The "pearls" schtick caught on in the FP community, which came up with a research paper (of course) called "Functional pearls". In his book "Pearls of functional algorithm design", Richard Bird calculates an efficient version by derivation.
It starts with the specification:
mss :: [Int] -> Int
mss = max . map sum . segments
segments :: [Int] -> [[Int]]
segments = concat . map inits . tails
tails :: [a] -> [[a]]
tails [] = [[]]
tails (x:xs) = (x:xs) : tails xs
inits :: [a] -> [[a]]
inits xs = foldr (\x xss -> [] : map (x:) xss) [[]] xs
Imperative programming aficionados would laugh at this O(n^3) algorithm and walk away. Functional programmers have laws 😁
Let's look where we can go from here:
max . map sum . segments
= {- def of segments -}
max . map sum . concat . map inits . tails
= {- map f . concat = concat . map (map f) -}
max . concat . map (map sum) . map inits . tails
= {- max . concat = max . map max -}
max . map max . map (map sum) . map inits . tails
= {- functor law -}
max . map (max . map sum . inits) . tails
Nice! Notice that inits
is a fold, so we can use the fold fusion law twice. That's our plan of attack! Let's focus on the
inner expression first:
max . map sum . inits
= {- def of inits -}
max . map sum . foldr (\x xss -> [] : map (x:) xss) [[]]
= {- fusion law, b = g a = map sum [[]] = [0], f (g x y) = h x (g y) = zsum x (map sum y) -}
max . foldr zsum [0]
Of course we need to derive zsum
😅 Let's do that. All we need is start from the f (g x y)

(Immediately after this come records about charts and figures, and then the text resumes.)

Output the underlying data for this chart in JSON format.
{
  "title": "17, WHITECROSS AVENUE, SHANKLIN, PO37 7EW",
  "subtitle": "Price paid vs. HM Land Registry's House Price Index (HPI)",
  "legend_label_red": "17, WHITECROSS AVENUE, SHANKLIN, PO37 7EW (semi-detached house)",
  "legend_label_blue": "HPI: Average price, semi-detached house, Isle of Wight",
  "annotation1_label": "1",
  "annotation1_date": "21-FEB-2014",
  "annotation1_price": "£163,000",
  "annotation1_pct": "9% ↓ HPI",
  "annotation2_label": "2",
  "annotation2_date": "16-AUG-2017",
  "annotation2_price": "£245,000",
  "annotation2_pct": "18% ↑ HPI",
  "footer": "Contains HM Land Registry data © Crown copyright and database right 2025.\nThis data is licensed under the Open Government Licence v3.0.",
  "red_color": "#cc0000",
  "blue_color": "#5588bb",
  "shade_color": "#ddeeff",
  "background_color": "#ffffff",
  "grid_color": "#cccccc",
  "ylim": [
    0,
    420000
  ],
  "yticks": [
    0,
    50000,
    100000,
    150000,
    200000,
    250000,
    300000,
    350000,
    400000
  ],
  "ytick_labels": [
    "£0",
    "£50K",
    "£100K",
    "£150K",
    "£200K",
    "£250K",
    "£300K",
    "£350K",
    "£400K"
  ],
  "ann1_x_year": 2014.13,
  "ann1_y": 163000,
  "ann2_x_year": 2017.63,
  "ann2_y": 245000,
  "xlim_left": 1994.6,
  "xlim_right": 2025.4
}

expression and derive the hell
out of it.
map sum ([] : map (x:) xss)
= {- def of map -}
sum [] : map sum . (map (x:)) xss
= {- functor law, sum [] = 0 -}
0 : map (sum . (x:)) xss
= {- sum . (x:) xs = sum x:xs = x + sum xs -}
0 : map (x+) (map sum xss)
= {- introduce zsum x xs = 0 : map (x+) xs -}
zsum x (map sum xss)
Good. Let's do the same exercise with max . foldr zsum [0]
:
max . foldr zsum [0]
= {- fusion law, max [0] = 0, introduce zmax x (max y) -}
foldr zmax 0
The derivation of zmax
is a piece of cake:
max (0 : map (x+) xss)
= {- max (0:xs) = 0 `maximum` max xs, where maximum is the binary version of max -}
0 `maximum` max (map (x+) xss)
= {- max (map (x+)) xss = x + max xss -}
0 `maximum` x + max xss
= {- introduce zmax x y = 0 `maximum` x + y -}
zmax x (max xss)
We've already reduced the complexity by arriving at mss = max . map (foldr zmax 0) . tails
. Additionally, the expression
is an instance of the scan lemma, i.e. map (foldr f a) . tails = scanr f a
. We can thus write
mss = max . scanr zmax 0
This version is linear in complexity. Some improvement is possible, namely reducing the space complexity to O(1), using the so-called "tupling method". We can look into it another time.